Priteca often claimed that he would retire after the Palomar came down, but in reality he couldn't leave the trade behind, often serving as a consulting architect on projects. ("I've been retiring for 20 years, [but] they won't let me," he frequently exclaimed [Duncan].) Priteca continued to work (and smoke his 20 cigars) almost right up to his death.
Cancer claimed B. Marcus Priteca on October 1, 1971. He was survived by sisters Fannie Green and Esther Priteca, both of Seattle. Memorials were left with Children's Orthopedic Hospital and the American Cancer Society.
Following his passing, many people lauded Priteca's architectural work, but those who knew him intimately mourned instead the passing of a good friend.

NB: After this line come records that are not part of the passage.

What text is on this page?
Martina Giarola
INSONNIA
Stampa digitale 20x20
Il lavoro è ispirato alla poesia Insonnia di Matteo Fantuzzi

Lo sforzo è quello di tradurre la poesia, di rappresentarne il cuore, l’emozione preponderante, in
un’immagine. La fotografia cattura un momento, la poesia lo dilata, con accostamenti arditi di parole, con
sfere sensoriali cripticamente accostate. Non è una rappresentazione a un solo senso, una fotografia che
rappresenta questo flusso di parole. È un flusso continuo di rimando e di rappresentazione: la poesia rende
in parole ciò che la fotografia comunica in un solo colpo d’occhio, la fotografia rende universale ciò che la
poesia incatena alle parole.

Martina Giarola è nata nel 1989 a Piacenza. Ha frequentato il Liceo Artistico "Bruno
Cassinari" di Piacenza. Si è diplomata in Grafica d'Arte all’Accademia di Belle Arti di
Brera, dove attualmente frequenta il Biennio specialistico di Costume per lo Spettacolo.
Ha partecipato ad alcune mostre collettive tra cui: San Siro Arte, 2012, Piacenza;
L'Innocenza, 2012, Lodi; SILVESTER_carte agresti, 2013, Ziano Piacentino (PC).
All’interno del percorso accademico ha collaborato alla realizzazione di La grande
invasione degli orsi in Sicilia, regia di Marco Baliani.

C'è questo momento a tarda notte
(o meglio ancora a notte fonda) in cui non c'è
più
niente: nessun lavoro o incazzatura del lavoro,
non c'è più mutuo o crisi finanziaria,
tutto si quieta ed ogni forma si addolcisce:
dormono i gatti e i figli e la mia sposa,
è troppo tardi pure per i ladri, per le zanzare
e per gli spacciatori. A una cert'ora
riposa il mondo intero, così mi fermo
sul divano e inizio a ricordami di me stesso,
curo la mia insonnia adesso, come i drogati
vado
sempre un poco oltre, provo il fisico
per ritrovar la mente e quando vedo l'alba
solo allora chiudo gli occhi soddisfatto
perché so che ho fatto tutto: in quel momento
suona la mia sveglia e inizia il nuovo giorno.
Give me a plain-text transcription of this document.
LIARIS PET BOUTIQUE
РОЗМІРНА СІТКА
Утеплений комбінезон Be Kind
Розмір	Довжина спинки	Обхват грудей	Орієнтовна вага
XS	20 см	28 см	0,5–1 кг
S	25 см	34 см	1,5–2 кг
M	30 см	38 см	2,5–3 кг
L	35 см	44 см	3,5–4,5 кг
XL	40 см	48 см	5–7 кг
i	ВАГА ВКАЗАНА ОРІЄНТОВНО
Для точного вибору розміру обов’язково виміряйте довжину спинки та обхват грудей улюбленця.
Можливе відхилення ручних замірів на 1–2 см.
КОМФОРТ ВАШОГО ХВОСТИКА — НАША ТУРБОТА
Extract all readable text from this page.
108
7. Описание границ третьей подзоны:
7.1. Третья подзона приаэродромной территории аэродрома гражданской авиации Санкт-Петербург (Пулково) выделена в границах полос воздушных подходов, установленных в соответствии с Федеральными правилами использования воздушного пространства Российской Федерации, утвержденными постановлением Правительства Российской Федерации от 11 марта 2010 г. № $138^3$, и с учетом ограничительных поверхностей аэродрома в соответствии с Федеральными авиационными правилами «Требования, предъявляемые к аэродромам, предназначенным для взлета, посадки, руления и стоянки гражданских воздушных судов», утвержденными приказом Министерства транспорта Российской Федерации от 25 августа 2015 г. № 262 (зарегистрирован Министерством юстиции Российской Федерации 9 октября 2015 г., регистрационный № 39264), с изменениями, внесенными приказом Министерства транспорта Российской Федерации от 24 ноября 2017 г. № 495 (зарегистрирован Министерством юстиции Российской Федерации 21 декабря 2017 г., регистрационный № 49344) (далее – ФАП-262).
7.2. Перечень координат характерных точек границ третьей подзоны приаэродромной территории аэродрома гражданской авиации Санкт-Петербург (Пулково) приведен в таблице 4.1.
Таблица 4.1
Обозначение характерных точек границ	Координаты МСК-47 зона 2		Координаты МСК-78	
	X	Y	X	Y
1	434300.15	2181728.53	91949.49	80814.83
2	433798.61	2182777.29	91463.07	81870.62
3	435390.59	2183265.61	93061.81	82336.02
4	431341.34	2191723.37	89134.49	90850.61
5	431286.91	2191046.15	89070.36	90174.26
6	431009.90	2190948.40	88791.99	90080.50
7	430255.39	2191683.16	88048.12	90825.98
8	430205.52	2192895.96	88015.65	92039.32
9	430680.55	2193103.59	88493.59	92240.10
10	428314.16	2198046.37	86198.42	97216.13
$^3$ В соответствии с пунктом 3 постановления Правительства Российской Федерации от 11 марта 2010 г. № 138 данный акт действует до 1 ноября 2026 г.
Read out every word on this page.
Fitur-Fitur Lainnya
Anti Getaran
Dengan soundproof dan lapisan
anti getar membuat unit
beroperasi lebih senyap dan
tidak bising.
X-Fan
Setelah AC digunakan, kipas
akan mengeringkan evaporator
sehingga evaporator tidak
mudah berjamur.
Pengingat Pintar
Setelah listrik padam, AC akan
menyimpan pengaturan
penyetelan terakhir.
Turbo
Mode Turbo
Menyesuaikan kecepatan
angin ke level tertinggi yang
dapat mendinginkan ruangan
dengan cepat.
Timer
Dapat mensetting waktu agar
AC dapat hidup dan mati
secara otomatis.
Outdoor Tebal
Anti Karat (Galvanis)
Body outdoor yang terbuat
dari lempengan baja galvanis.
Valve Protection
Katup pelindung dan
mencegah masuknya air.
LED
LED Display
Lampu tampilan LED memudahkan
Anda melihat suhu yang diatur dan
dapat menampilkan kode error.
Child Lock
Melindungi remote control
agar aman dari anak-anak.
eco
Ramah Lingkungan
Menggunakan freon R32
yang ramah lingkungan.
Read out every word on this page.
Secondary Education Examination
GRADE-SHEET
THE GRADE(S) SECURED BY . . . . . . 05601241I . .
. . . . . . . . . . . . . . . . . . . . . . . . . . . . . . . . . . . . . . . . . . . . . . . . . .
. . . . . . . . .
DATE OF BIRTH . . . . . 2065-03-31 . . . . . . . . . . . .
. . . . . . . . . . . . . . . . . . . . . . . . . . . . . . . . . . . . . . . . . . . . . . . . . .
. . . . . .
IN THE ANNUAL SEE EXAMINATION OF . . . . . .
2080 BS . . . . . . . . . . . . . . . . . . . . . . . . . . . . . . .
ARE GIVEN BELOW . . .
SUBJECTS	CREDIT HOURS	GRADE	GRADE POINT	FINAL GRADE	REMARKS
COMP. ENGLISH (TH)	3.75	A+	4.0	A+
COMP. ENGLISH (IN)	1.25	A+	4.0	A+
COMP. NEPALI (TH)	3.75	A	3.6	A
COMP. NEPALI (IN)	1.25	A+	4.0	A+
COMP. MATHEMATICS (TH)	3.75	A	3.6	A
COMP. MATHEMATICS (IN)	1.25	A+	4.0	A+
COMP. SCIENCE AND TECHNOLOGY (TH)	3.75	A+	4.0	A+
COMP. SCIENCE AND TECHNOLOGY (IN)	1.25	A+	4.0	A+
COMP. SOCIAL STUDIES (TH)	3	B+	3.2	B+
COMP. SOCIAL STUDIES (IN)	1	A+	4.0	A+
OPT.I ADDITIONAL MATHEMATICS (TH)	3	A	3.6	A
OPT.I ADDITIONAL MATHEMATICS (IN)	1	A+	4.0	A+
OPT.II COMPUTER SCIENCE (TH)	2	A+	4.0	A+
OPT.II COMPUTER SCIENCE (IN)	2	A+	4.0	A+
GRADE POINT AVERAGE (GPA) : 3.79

James Chiarelli, who worked with Priteca on the Seattle Opera House project in 1962, praised not only his professional accomplishments, but also his personal warmth and willingness to teach others. "To [Priteca]," Chiarelli noted, "contentment was a cigar, friends and talk" (Evans).
It was perhaps a sentiment that B. Marcus Priteca himself would have agreed with. "'For some, life has been work,'" he told Don Duncan shortly before his death. "[F]or me, it has been a happy time. It has been nice" (Duncan).